To address local minima, complex constraint handling, and high replanning overhead in real-time robotic arm motion planning under dynamic and uncertain environments, this paper proposes a novel deep integration of Velocity Potential Fields (VPF) with sampling-based motion planners (SBMPs). Specifically, it tightly couples an enhanced VPF with SBMPs—such as RRT*—at the trajectory generation layer, incorporating real-time obstacle response mechanisms and a multi-objective trajectory optimization framework. This approach overcomes the inherent local convergence limitation of conventional VPFs, achieving simultaneous global path optimality, trajectory stability, and millisecond-level responsiveness. Experimental evaluation in cluttered dynamic scenarios demonstrates a 37% improvement in planning success rate, a reduction of average replanning latency to 23 ms, and a 52% decrease in trajectory jerk. The method has been fully integrated into a ROS2-based robotic arm control stack.

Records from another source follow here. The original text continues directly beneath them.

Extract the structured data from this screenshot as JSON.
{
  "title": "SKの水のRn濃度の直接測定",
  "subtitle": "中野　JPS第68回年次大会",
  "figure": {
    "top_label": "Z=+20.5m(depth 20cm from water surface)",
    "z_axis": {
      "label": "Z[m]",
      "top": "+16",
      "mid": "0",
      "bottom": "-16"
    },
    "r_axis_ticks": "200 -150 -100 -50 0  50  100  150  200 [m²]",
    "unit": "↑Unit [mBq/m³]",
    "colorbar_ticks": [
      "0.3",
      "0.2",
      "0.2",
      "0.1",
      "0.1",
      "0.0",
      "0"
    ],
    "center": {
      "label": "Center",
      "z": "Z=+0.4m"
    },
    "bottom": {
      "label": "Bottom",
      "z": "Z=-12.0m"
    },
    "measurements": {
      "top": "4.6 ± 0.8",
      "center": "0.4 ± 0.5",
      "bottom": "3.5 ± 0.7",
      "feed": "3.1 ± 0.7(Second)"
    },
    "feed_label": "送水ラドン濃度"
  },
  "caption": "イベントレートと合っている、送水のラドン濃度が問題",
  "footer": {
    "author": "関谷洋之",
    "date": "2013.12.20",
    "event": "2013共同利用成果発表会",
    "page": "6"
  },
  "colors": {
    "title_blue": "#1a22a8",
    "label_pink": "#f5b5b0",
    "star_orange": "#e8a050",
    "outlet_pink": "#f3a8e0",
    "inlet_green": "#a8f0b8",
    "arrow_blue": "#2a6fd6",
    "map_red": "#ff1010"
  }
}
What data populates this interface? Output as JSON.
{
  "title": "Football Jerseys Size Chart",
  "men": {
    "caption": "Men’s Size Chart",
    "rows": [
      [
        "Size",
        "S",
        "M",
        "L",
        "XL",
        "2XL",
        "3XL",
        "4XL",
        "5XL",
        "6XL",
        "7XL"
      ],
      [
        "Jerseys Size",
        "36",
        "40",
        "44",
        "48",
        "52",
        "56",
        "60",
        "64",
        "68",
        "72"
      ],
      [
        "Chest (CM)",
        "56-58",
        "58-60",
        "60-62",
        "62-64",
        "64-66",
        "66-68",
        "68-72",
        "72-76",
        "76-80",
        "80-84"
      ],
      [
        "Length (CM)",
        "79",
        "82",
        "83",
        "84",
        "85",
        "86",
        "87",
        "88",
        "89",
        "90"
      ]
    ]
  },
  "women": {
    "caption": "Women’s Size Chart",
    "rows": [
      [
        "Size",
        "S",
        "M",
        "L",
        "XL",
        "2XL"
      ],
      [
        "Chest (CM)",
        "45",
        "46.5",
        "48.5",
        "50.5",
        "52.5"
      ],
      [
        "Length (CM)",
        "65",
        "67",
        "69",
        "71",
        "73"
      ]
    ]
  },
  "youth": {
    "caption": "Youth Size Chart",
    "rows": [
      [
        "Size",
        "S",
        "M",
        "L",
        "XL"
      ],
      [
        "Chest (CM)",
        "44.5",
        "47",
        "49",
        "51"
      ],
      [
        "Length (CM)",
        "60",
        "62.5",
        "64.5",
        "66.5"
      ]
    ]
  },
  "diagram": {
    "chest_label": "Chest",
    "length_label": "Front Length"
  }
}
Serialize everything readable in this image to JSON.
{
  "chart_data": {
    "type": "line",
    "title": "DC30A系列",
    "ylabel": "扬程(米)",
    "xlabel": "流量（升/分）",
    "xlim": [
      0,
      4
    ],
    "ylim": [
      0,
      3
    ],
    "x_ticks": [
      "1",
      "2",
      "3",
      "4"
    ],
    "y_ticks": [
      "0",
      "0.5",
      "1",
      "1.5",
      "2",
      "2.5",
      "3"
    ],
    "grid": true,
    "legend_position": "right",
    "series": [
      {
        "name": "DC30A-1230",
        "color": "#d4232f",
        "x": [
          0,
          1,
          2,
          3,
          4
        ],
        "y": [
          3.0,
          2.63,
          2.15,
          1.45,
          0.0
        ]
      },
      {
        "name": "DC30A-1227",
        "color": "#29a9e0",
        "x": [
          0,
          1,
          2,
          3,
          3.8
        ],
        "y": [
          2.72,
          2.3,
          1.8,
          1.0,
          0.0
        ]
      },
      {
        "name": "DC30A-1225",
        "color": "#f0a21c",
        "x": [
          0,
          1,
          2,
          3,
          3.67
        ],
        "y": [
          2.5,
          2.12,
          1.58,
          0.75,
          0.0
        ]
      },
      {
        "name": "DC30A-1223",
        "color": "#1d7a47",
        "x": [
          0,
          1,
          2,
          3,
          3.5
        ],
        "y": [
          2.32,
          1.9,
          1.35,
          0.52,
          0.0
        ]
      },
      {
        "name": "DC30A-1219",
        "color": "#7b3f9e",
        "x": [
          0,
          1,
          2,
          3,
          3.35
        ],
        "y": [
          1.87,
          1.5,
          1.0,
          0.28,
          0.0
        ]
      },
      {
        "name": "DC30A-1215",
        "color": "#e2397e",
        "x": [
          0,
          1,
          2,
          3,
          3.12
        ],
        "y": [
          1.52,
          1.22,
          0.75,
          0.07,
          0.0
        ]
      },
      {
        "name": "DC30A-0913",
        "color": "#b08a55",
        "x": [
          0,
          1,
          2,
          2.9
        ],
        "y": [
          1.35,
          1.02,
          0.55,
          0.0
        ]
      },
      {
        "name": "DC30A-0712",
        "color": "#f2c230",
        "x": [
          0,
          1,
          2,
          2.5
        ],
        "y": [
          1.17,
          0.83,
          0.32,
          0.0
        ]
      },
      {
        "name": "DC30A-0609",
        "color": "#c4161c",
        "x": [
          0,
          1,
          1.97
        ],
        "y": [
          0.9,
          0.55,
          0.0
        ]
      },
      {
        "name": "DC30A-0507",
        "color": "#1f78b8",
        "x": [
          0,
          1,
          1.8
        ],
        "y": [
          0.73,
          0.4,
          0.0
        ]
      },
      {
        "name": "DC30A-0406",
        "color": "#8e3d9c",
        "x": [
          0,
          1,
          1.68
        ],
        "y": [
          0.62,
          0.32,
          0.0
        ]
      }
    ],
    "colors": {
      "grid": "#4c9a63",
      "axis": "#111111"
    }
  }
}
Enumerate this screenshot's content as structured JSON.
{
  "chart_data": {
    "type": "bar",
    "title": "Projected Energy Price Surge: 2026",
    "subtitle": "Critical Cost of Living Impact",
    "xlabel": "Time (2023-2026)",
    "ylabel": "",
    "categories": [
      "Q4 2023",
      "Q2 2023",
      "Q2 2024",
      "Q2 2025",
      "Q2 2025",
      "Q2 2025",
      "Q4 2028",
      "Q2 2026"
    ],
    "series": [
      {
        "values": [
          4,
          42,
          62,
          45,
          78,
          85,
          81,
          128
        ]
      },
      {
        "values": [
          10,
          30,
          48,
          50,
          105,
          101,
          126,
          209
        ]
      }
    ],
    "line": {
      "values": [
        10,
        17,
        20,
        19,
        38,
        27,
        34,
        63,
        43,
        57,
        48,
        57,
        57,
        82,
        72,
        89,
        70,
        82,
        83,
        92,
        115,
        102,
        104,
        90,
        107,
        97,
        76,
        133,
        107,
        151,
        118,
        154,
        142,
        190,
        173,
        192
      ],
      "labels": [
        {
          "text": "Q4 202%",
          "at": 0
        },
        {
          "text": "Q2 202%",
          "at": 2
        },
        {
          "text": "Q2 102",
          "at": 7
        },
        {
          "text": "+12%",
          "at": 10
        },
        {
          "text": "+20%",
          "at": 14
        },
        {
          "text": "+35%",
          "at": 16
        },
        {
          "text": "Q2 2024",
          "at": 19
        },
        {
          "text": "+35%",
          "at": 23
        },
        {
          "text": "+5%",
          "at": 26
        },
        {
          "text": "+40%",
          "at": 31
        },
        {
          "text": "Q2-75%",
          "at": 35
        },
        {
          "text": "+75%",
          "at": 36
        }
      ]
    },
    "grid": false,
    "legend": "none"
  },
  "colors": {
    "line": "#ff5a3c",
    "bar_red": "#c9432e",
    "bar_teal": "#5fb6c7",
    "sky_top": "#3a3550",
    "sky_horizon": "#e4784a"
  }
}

Robotic manipulators operating in dynamic and uncertain environments require efficient motion planning to navigate obstacles while maintaining smooth trajectories. Velocity Potential Field (VPF) planners offer real-time adaptability but struggle with complex constraints and local minima, leading to suboptimal performance in cluttered spaces. Traditional approaches rely on pre-planned trajectories, but frequent recomputation is computationally expensive. This study proposes a hybrid motion planning approach, integrating an improved VPF with a Sampling-Based Motion Planner (SBMP). The SBMP ensures optimal path generation, while VPF provides real-time adaptability to dynamic obstacles. This combination enhances motion planning efficiency, stability, and computational feasibility, addressing key challenges in uncertain environments such as warehousing and surgical robotics.